Monday, March 5, 2012

CDL - Social Darwinism 3/5

Social Darwinism was the emphasis on “survival of the fittest” (coined by Herbert Spencer). It was a philosophy used to help explain why some industrial companies survived and thrived in the tooth-and-claw environment but others failed. Andrew Carnegie was the only American business mogul who championed Social Darwinism and was “well-read” on the subject, however his understanding of the basic principals of Social Darwinism is called into question based on some of his essays. A man named William Graham Sumner, who was a chair in political economy at Yale University, was a purist when it came to laissez-faire and adamantly opposed protective tariffs that inflated prices of foreign goods sold in the US. His remarks and political stance alienated him from the very group he supported, the rich. In practice all business men supported protective tariffs, land grants and the like, except for when it would interfere with them making a profit. Only when they were threatened with higher taxes or regulations would they argue for survival of the fittest for the “natural laws”.
  1. How did the economic inequality and cut-throat business environment help to support the idea of Social Darwinism?
  2. The way Carnegie described his belief in Social Darwinism is written in terms usually reserved for religious experiences, so could it be said that Social Darwinism was a kind of religion, with it’s own values and belief system?

Tuesday, January 24, 2012

CDL - Who Rushed For Gold 1/25

Who rushed for gold seems to be a very broad question, instead it should be who didn’t rush for gold? Anglo-Americans, Chinese men, Mexicans, Irish, Australians, French, Chileans and Italians are just a few of the nationalities that flocked to California to strike it rich.

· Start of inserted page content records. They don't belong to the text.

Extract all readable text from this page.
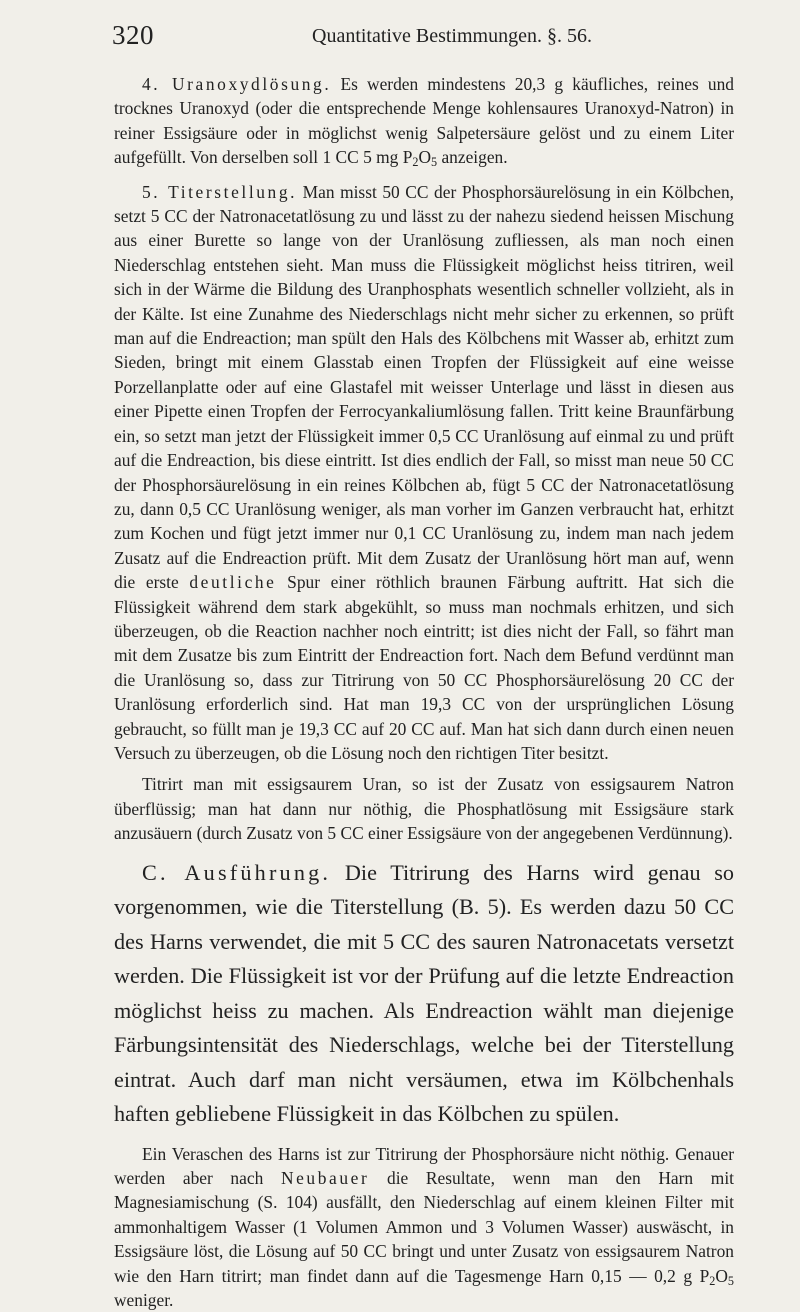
320	Quantitative Bestimmungen. §. 56.

4. Uranoxydlösung. Es werden mindestens 20,3 g käufliches, reines und trocknes Uranoxyd (oder die entsprechende Menge kohlensaures Uranoxyd-Natron) in reiner Essigsäure oder in möglichst wenig Salpetersäure gelöst und zu einem Liter aufgefüllt. Von derselben soll 1 CC 5 mg $P_2O_5$ anzeigen.

5. Titerstellung. Man misst 50 CC der Phosphorsäurelösung in ein Kölbchen, setzt 5 CC der Natronacetatlösung zu und lässt zu der nahezu siedend heissen Mischung aus einer Burette so lange von der Uranlösung zufliessen, als man noch einen Niederschlag entstehen sieht. Man muss die Flüssigkeit möglichst heiss titriren, weil sich in der Wärme die Bildung des Uranphosphats wesentlich schneller vollzieht, als in der Kälte. Ist eine Zunahme des Niederschlags nicht mehr sicher zu erkennen, so prüft man auf die Endreaction; man spült den Hals des Kölbchens mit Wasser ab, erhitzt zum Sieden, bringt mit einem Glasstab einen Tropfen der Flüssigkeit auf eine weisse Porzellanplatte oder auf eine Glastafel mit weisser Unterlage und lässt in diesen aus einer Pipette einen Tropfen der Ferrocyankaliumlösung fallen. Tritt keine Braunfärbung ein, so setzt man jetzt der Flüssigkeit immer 0,5 CC Uranlösung auf einmal zu und prüft auf die Endreaction, bis diese eintritt. Ist dies endlich der Fall, so misst man neue 50 CC der Phosphorsäurelösung in ein reines Kölbchen ab, fügt 5 CC der Natronacetatlösung zu, dann 0,5 CC Uranlösung weniger, als man vorher im Ganzen verbraucht hat, erhitzt zum Kochen und fügt jetzt immer nur 0,1 CC Uranlösung zu, indem man nach jedem Zusatz auf die Endreaction prüft. Mit dem Zusatz der Uranlösung hört man auf, wenn die erste deutliche Spur einer röthlich braunen Färbung auftritt. Hat sich die Flüssigkeit während dem stark abgekühlt, so muss man nochmals erhitzen, und sich überzeugen, ob die Reaction nachher noch eintritt; ist dies nicht der Fall, so fährt man mit dem Zusatze bis zum Eintritt der Endreaction fort. Nach dem Befund verdünnt man die Uranlösung so, dass zur Titrirung von 50 CC Phosphorsäurelösung 20 CC der Uranlösung erforderlich sind. Hat man 19,3 CC von der ursprünglichen Lösung gebraucht, so füllt man je 19,3 CC auf 20 CC auf. Man hat sich dann durch einen neuen Versuch zu überzeugen, ob die Lösung noch den richtigen Titer besitzt.

Titrirt man mit essigsaurem Uran, so ist der Zusatz von essigsaurem Natron überflüssig; man hat dann nur nöthig, die Phosphatlösung mit Essigsäure stark anzusäuern (durch Zusatz von 5 CC einer Essigsäure von der angegebenen Verdünnung).

C. Ausführung. Die Titrirung des Harns wird genau so vorgenommen, wie die Titerstellung (B. 5). Es werden dazu 50 CC des Harns verwendet, die mit 5 CC des sauren Natronacetats versetzt werden. Die Flüssigkeit ist vor der Prüfung auf die letzte Endreaction möglichst heiss zu machen. Als Endreaction wählt man diejenige Färbungsintensität des Niederschlags, welche bei der Titerstellung eintrat. Auch darf man nicht versäumen, etwa im Kölbchenhals haften gebliebene Flüssigkeit in das Kölbchen zu spülen.

Ein Veraschen des Harns ist zur Titrirung der Phosphorsäure nicht nöthig. Genauer werden aber nach Neubauer die Resultate, wenn man den Harn mit Magnesiamischung (S. 104) ausfällt, den Niederschlag auf einem kleinen Filter mit ammonhaltigem Wasser (1 Volumen Ammon und 3 Volumen Wasser) auswäscht, in Essigsäure löst, die Lösung auf 50 CC bringt und unter Zusatz von essigsaurem Natron wie den Harn titrirt; man findet dann auf die Tagesmenge Harn 0,15 — 0,2 g $P_2O_5$ weniger.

They came by boats, by railroads, by wagons and sometimes by foot. Even though the Americans were intruding on former-Mexican land, won in the Mexican-American War and where the government had promised earlier to protect Mexican and Spanish land titles, they still took over the region and attempted to push the foreigners off of “their” land to keep all the gold for themselves and other Anglo-Americans. The Americans in control of the mines and the towns passed the Foreign Miners’ Tax Law, heavily taxing any foreigner who dug for gold, in a hope to drive them from the dig sites. The 49ers also attempted to drive the Indians from their land in California by murdering them in groups. These brutal attacks coupled with starvation and low birth rates forced the Indians to relocate to the most remote part of the state, where they tried to stay out of the way. Eventually corporations took over small mines, leaving the 49ers to either become a wage earner within those mines or to open their own small business or to farm. 


Question 1. How did the treatment of minorities during the Gold Rush potentially impact racial relations/tensions in the US?
Question 2. How did the invention of the telegraph and the rapidly spreading railroads help contribute to gold fever?